Modelling procedures
We performed Cox proportional hazard regression to predict overall survival and time-to-progression, and logistic regression to predict severe treatment toxicity using ePROM data at baseline and at the first follow-up visit during immunotherapy with completed ePROMs. We conducted separate analyses for each ePROM score in online supplemental appendix 2, so there were eight analyses in total (ie, four using the start of immunotherapy and four using the first follow-up as time zero). For each ePROM analysis, we fitted three models, adding up to a total of 24 models: (1) ePROM-only model, using only the ePROM score as a prognostic factor, (2) partially adjusted model, additionally adjusted for ECOG PS and PD-L1 score and (3) fully adjusted model, adjusted for the ePROM score and all nine prognostic factors (note that smoker vs non-smoker and ex-smoker vs non-smoker were considered as two separate prognostic factors) listed in online supplemental appendix 1.
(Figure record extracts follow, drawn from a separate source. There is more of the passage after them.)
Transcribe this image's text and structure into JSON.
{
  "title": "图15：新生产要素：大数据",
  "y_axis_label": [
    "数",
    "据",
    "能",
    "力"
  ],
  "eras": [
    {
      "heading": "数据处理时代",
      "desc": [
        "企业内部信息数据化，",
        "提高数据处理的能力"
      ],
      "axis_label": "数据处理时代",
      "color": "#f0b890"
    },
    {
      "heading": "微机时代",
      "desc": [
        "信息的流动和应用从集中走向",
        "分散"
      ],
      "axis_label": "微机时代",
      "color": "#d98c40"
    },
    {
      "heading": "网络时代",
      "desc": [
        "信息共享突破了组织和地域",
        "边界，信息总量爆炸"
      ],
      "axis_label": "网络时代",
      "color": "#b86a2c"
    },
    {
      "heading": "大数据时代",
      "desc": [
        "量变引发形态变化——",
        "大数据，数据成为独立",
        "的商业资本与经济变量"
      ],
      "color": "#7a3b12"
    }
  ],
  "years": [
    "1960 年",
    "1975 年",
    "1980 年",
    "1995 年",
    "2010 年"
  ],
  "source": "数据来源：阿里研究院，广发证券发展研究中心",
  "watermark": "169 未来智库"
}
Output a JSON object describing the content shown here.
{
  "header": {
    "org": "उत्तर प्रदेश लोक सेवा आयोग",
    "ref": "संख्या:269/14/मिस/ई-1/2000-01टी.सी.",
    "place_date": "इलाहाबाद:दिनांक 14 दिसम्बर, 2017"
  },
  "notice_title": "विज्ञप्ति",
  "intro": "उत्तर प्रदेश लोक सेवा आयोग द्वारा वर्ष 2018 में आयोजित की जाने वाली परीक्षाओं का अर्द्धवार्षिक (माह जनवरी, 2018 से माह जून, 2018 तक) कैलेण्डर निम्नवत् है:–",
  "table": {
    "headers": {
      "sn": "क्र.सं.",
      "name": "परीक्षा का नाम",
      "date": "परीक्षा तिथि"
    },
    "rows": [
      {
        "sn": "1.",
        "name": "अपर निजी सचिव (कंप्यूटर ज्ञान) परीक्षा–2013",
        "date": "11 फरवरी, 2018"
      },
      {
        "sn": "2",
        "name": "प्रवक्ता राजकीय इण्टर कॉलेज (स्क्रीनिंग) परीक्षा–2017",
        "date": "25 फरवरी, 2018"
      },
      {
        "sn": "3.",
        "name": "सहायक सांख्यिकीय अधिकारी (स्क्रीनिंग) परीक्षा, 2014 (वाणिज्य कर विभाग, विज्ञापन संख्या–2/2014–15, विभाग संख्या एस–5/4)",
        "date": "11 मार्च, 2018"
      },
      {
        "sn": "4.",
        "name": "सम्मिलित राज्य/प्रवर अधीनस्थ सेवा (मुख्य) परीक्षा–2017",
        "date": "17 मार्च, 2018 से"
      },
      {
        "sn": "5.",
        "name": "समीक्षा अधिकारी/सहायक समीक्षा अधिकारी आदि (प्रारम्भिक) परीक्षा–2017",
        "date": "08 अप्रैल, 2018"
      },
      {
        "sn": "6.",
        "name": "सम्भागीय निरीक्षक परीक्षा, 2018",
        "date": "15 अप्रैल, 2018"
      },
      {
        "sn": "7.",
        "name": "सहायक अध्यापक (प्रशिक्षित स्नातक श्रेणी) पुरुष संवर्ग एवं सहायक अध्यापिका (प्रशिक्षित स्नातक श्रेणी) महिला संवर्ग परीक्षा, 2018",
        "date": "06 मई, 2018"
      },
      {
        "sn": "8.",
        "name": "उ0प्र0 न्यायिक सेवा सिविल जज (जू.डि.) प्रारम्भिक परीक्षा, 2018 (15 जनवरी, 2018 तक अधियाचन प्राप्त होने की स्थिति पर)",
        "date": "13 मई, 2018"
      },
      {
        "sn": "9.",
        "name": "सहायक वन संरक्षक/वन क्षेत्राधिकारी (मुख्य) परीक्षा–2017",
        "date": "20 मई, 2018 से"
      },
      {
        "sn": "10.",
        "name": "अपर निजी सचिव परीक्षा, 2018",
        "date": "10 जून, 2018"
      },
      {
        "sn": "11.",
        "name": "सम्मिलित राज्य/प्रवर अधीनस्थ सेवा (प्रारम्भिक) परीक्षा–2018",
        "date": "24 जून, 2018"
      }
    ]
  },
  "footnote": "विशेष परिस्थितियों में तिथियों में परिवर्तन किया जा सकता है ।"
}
To account for regression to the mean in the longitudinal multivariable cox regression analyses, we incorporated the baseline ePROM score, as well as an interaction term between change in ePROM score and months since baseline ePROM completion at the time of first ePROM completion during follow-up.
We conducted a sensitivity analysis in patients receiving first-line immunotherapy, as patients receiving first-line immunotherapy may have a different prognosis than those receiving non-first-line immunotherapy.49
We used R (V.4.2.0) for all analyses. All p values were two-sided, with a significance level of <0.05. All estimated statistics were reported with their 95% CIs.
Sample size calculations
To estimate the minimum required sample size for our analyses, we used the ‘pmsampsize’ package in R, which follows the sample size criteria for developing multivariable prediction model recommended by Riley et al.50 Online supplemental appendix 4 shows the minimum required sample sizes for fully observed cases in all planned analyses. For the fully adjusted model of the survival outcomes, the minimum sample size required is 166 and 199 for the analyses at baseline and the first follow-up, respectively. The minimum sample size for the fully adjusted model of severe treatment toxicities is 1858 and 2229 for the analyses at baseline and the first follow-up, respectively. We considered findings for analyses hypothesis-generating if they had actual sample sizes smaller than those required.
Patient and public involvement
Patients and members of public were not involved in this study.